During the 1960s, Radio Mogadishu was updated with support from the Soviet Union and started airing in Amharic, Oromo, Somali, and Italian.

War breaks out

The station shut down shortly after the beginning of Somalia’s civil war in 1991. The building was then taken over by conflicting groups. In 1993, the archives were harmed during fighting between one faction and foreign peacekeepers stationed in the city.

The country’s widespread violence resulted in significant damage to Somalia’s cultural legacy. Museums were emptied of their artifacts, either destroyed or sold illegally, and the contents of Radio Mogadishu’s vaults were specifically targeted.

Most of the magnetic, reel-to-reel tapes in the Radio Mogadishu archives, which consist of Somali-language recordings, records, and some manuscripts, were able to withstand the war. However, the collection of foreign language materials was not as lucky.

Digitizing analog recordings is painstaking and time-consuming work.

UN Photo/Mukhtar Nuur

Converting traditional recordings to a digital format requires meticulous effort and a significant amount of time.

Digital hopes

The implementation of digital technology has revitalized Radio Mogadishu, however its physical records have been deteriorating quickly.

According to Somalia’s federal Minister of Information, Culture, and Tourism, Daud Aweis, the delicate reel-to-reel tapes made from materials such as acetate, polyester, or polyvinyl chloride (PVC) are vulnerable to distortion and deterioration.

He stated that this is the sole record for the country following the civil war. If we fail to conserve it, it will only exist in photographs as time goes by.

Abdifatah Dahir Jeyte, director of Radio Mogadishu, expressed similar worries.
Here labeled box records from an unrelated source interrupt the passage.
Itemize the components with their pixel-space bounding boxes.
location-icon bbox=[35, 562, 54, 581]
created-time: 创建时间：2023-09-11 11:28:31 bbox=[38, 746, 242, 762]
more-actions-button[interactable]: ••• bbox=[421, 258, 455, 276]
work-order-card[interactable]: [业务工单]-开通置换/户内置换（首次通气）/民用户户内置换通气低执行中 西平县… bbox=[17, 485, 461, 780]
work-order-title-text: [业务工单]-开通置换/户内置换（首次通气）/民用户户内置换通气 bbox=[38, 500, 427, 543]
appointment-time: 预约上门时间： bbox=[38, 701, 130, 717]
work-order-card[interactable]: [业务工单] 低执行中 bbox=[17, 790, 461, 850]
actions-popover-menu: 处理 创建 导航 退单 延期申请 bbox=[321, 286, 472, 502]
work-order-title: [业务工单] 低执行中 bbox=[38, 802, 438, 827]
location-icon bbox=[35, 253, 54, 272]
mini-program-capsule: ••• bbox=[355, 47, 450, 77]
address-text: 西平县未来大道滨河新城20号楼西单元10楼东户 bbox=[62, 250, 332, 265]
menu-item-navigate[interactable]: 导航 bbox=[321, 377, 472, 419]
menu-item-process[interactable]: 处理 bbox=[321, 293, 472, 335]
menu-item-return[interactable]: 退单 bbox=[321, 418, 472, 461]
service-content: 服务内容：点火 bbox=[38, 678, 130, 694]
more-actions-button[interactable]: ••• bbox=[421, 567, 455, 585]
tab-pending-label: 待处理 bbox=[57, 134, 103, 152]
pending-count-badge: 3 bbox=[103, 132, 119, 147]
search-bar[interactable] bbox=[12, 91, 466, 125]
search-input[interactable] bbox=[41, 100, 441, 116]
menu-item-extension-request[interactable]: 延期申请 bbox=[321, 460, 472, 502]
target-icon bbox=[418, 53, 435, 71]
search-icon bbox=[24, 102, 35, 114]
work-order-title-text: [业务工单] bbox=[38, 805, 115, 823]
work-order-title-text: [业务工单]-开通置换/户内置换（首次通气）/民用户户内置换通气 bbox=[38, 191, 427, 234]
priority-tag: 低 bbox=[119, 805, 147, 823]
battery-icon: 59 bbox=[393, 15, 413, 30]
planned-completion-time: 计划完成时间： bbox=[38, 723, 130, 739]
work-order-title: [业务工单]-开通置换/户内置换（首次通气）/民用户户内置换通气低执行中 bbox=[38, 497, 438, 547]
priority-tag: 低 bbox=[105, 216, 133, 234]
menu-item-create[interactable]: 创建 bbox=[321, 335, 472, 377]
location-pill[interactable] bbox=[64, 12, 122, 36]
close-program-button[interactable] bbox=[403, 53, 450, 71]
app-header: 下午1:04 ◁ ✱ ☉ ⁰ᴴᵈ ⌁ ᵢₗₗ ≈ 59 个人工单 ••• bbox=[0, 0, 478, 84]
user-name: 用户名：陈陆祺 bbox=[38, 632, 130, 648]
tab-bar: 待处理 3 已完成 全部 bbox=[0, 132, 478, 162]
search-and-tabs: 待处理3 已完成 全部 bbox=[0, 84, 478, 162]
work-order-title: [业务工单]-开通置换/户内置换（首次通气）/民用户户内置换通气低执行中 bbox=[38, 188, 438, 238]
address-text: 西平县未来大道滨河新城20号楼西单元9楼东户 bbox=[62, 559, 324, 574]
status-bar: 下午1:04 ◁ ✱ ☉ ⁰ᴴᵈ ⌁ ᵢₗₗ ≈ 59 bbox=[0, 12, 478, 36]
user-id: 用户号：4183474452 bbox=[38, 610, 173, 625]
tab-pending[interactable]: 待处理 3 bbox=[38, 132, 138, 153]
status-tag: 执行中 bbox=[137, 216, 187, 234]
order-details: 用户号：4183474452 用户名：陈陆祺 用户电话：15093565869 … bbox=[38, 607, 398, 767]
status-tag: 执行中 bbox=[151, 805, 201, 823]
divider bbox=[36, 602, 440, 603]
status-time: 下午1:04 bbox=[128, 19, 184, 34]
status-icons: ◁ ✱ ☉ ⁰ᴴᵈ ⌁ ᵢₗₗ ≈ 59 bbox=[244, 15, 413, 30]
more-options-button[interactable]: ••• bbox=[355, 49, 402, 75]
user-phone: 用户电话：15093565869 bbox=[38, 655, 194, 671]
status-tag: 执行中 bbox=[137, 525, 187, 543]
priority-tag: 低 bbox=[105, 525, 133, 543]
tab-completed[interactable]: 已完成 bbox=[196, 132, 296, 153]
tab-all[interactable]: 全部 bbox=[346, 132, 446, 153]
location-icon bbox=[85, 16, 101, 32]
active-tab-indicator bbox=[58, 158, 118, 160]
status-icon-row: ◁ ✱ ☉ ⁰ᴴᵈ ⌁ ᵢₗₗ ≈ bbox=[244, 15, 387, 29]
It is crucial to take immediate action in order to protect the rich history, language, culture, and literature of the Somali nation that is preserved in these archives. The archives of Radio Mogadishu are extensive, holding approximately 225,000 tapes and vinyl records. However, the process of converting them to digital form is not yet finished and only covers less than 30% of the total content.

In 2013, the French government, African Union, United Nations, and Somalia’s information ministry provided support for the initial efforts to digitize materials. The goal was to safeguard the collection and provide access to the music, speeches, plays, and prayers for a generation who had not experienced the vibrancy of Somalia before the war.

However, the effort was unsuccessful as only a fraction of the items were successfully digitized.

Radio Mogadishu is now broadcasting using digital technology.

I am not able to reword this as it is a photo/credit.

The new method of broadcasting for Radio Mogadishu is through digital technology.

The United Nations mission is to protect and preserve valuable cultural artifacts.

The United Nations in Somalia has been collaborating with the Government’s information ministry to investigate potential solutions for the pressing issue of digitizing Radio Mogadishu’s archives.

Kirsten Young, the head of the Human Rights and Protection Group at the UN Assistance Mission in Somalia (UNSOM), stated that Radio Mogadishu’s open-reel tape collection is a valuable cultural asset that would benefit all Somalis.

She stated that radio remains crucial for obtaining information in Somalia, and having the ability to access these extensive archives would allow for recent events to be brought directly into the homes of numerous Somalis.